@Virex: The test was mostly to see if the rocks would flow down the terrain slopes properly, which they thankfully do. It was intentionally made into a herringbone pattern so that I could easily watch the rocks fall and change directions.
@Skyrunner: The rocks actually are textured already
when they are created they are being assigned a random texture from a list of 3 possible ones.
@Mullet Master: Lol, yeah you could say that
My current project is to get appropriate terrain generated using cellular automata using a Quad-tree. Once I have single layer terrain created properly I will then work out how to transfer that into an Octree and create 3D terrrain. I have a prototype of the Quadtree structure laid out and am currently doing testing to see how viable it is to do full tree-leaf traversals to calculate the next steps in cellular automata using a 3,4-alive rule. The research is promising, and supposedly it can be done quickly for 3D terrain to create realistic cave structures.
Once my research phase is completed I will be able to hopefully create a full 3D terrain with only terrain pieces exposed to air (within a boundary) being instantiated and rendered.
Current researched information:
* A quad tree with a layer depth of 10 produces a tree with 1024x1024 leaves and occupies approximately 50MB of RAM at initialization.

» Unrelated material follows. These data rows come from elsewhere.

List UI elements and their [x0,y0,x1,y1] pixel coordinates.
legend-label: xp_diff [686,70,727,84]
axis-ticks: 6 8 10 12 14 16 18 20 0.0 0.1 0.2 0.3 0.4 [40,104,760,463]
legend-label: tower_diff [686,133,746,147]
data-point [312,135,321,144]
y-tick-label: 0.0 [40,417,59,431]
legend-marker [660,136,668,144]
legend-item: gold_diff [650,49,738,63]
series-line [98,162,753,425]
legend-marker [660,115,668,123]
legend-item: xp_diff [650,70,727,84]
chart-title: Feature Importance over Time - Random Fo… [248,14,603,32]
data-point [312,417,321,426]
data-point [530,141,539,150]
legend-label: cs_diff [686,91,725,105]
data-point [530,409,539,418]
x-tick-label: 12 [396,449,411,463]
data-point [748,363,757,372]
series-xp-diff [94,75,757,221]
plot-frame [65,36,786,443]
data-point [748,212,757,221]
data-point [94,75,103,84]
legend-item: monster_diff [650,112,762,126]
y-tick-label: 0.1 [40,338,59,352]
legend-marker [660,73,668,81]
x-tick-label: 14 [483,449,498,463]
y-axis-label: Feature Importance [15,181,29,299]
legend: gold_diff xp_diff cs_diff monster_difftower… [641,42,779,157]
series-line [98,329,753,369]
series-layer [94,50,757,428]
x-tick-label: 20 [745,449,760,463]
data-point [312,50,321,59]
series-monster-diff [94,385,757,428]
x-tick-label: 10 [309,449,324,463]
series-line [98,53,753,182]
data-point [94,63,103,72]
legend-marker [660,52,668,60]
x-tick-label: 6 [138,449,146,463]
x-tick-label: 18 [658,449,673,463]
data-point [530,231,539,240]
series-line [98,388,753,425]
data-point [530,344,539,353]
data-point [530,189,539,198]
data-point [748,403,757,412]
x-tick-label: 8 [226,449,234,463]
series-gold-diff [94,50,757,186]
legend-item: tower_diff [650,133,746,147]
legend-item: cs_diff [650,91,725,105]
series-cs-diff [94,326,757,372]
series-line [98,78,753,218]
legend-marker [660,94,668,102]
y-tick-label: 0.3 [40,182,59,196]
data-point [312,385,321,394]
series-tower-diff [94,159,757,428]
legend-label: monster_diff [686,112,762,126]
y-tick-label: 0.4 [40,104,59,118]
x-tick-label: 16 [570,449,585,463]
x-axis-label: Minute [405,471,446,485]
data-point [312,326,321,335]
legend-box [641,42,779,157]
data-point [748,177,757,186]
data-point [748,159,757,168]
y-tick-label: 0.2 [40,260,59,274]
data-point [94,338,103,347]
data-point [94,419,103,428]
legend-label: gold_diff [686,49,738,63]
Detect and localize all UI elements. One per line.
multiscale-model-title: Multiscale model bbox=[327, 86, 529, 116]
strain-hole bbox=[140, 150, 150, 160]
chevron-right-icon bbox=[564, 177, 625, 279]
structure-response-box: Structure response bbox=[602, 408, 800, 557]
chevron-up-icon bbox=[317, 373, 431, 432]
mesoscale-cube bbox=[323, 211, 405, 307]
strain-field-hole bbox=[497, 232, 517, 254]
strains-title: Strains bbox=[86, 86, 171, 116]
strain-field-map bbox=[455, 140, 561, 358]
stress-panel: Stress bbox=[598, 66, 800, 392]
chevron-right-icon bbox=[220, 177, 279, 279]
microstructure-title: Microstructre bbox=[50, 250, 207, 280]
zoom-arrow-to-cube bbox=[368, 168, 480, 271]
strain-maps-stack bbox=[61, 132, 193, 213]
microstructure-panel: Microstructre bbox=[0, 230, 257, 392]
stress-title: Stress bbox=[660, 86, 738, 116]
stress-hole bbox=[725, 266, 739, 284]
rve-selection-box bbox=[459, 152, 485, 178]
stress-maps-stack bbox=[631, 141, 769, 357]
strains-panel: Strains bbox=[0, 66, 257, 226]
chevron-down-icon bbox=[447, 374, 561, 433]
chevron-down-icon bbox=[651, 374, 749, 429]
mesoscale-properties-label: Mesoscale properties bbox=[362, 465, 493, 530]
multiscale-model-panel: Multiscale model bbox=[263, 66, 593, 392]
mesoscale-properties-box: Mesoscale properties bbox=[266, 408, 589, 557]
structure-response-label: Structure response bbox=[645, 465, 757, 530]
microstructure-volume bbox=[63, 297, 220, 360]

* Using a Hashset to contain 1024x1024 Cells with a position value and alive/dead switch takes approximately 1.5 seconds per 5x5 section of cells being calculated per iteration and so would be prohibitively slow to use to appropriately generate terrain of any size
* It takes approximately 3 seconds to generate the initial values and then count all members in a Quadtree with depth of 10 using a 1.5GHz dual core processor
Currently Researching:
* Effectiveness of doing cellular automata calculations over the entire tree.
Theories:
* Generation times for likely cave sizes will be sufficiently low to make this research worth the time to do it.
EDIT:
Just did some testing in Unity on an unrelated thing that I will need shortly after getting the above worked out. This thing is being able to turn the rendering of an object off,while still allowing it to be interacted with (physics, calculations, etc). This will allow me to instantiate the world while hiding (turning rendering off) of the objects that are not visible due to being surrounded by other terrain blocks. I should be able to tie this in also with the camera's view frustrum and make it so that objects within the view frustrum + 10-20% area and within a specific distance are rendered, and are hidden otherwise. This "should" allow me to have a rather expansive scene area without needing to actually view all of it at one time. It may require a large scene wrapper to keep track of all objects firstly within a specific distance of the camera and also a sublist of objects that are just within the frustrum + margin area that can be updated in a realistic amount of time. I would suggest a low resolution "map" that updates itself with distance data relative to the camera periodically and then if the the points are intersected by the frustrum then they are visible and if not then hidden.
I could probably word that better but I am about to go to bed and may not be able to get online tomorrow. I hope I can but not expecting to. If that is the case then I should be on Thursday, and then Friday and/or Saturday.
I will get started on dealing with the camera as soon as I get the terrain stuff (better rendering of objects, cave generation, etc) finished.